Keeping an eye on data will remain a top priority for companies and developers in 2015:

  • JavaScript on the server side: Node.js continues to grow as a generalized server-side language, and some even predict it will replace languages such as Ruby or PHP for server side development. Node is able to handle http traffic, websockets, ftp, ssh and a bunch of other low-level communication protocols; its ties to client frameworks make it a popular choice for new applications. It is also worth keeping your eye on JavaScript I/O (io.js), a community driven version of node.js.
  • Data security will become more important: There were some Big Data breaches in 2014, with credit cards stolen from companies such as Target and Home Depot, and the more recent hacking of Sony. Protecting data is going to likely be an increasing focus for those who run back-end systems.


Yes, the ‘cloud’ is ubiquitous, and it will continue to evolve in new and exciting ways:

  • Containers and packages: Configuration management and deployments are still hot areas of innovation, since they enable developers to build their software once and deploy it different places (including the cloud). If you haven’t heard of Docker yet, it is worth a look, as it is a very popular open source tool set for managing your apps and components; and of course, you can’t forget Puppet and Chef, two of the more established technologies in this space.
  • Microservices, or single-purpose apps with API access: You have probably heard of SOA before, but there’s also a new trend known as “microservices.” These applications act as the building blocks for bigger applications.
  • More DevOps: In 2015, more developers will rely on DevOps as a method of building software that includes more test automation, database virtualization, continuous deployment, configuration management, performance monitoring at every level, and other Platform-as-a-Service (PaaS) technologies.

Data Science

Machine learning has become increasingly popular over the past year, a trend that will doubtlessly continue in 2015. Some other aspects of data science that are looking up:

  • Hybrid data stores that are capable of storing and transforming data internally, and moving the data-transformation work from the application tier into the data tier, are increasing in popularity. NoSQL solutions such as CouchBase or MongoDB are using JavaScript to allow data transformations and complex rule logic. eXist-db and MarkLogic are two other examples that support complex indexing to allow this behavior.
  • In 2014, the first semantics standard, SPARQL, was released. For people working in semantics or data mining, the updates to this standard are going to be interesting and worth tracking throughout 2015.
  • The new artificial intelligence is machine learning, and it is becoming pervasive in almost all new data-analytics applications.

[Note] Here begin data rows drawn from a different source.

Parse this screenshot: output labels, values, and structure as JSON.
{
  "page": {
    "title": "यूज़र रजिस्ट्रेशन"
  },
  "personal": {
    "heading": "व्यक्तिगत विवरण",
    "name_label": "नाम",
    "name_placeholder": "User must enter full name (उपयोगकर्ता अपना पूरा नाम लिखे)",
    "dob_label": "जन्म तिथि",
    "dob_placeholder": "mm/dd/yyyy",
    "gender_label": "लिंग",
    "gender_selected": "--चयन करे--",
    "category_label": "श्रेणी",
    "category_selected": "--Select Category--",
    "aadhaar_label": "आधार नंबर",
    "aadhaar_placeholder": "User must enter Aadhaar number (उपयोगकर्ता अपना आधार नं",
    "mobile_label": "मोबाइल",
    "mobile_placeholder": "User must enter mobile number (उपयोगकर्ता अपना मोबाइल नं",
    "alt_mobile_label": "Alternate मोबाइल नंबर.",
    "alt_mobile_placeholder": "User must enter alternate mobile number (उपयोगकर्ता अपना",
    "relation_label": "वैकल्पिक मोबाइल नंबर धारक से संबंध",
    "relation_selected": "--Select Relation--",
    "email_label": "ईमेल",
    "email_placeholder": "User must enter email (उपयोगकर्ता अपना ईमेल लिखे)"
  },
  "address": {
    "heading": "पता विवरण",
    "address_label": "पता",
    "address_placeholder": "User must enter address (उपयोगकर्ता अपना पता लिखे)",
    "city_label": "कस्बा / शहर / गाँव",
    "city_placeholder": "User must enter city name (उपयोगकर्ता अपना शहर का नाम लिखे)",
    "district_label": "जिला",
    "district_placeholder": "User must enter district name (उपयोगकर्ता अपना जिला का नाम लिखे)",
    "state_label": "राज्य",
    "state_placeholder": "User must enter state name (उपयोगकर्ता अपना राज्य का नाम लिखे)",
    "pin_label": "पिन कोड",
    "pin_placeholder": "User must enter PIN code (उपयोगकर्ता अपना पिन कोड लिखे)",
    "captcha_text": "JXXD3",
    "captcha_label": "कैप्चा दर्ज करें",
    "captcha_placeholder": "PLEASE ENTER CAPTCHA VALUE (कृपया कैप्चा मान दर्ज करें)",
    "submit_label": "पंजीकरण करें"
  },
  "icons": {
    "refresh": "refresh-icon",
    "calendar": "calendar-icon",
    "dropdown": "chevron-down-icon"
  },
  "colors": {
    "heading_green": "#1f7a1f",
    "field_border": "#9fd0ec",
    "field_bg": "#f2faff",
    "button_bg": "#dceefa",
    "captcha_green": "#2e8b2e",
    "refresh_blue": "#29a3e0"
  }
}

Projects worth watching on this front in 2015 include Mahout and Spark/MLlib (both open source).

No matter where you work in tech, your field is likely booming. Things are going to get more efficient, and we are going to see more cross-pollination among disciplines. What does this mean for your role or your company? Dive into some of the links listed above, and take a look at how you can get a jump-start on the biggest technology trends of 2015 before everyone else.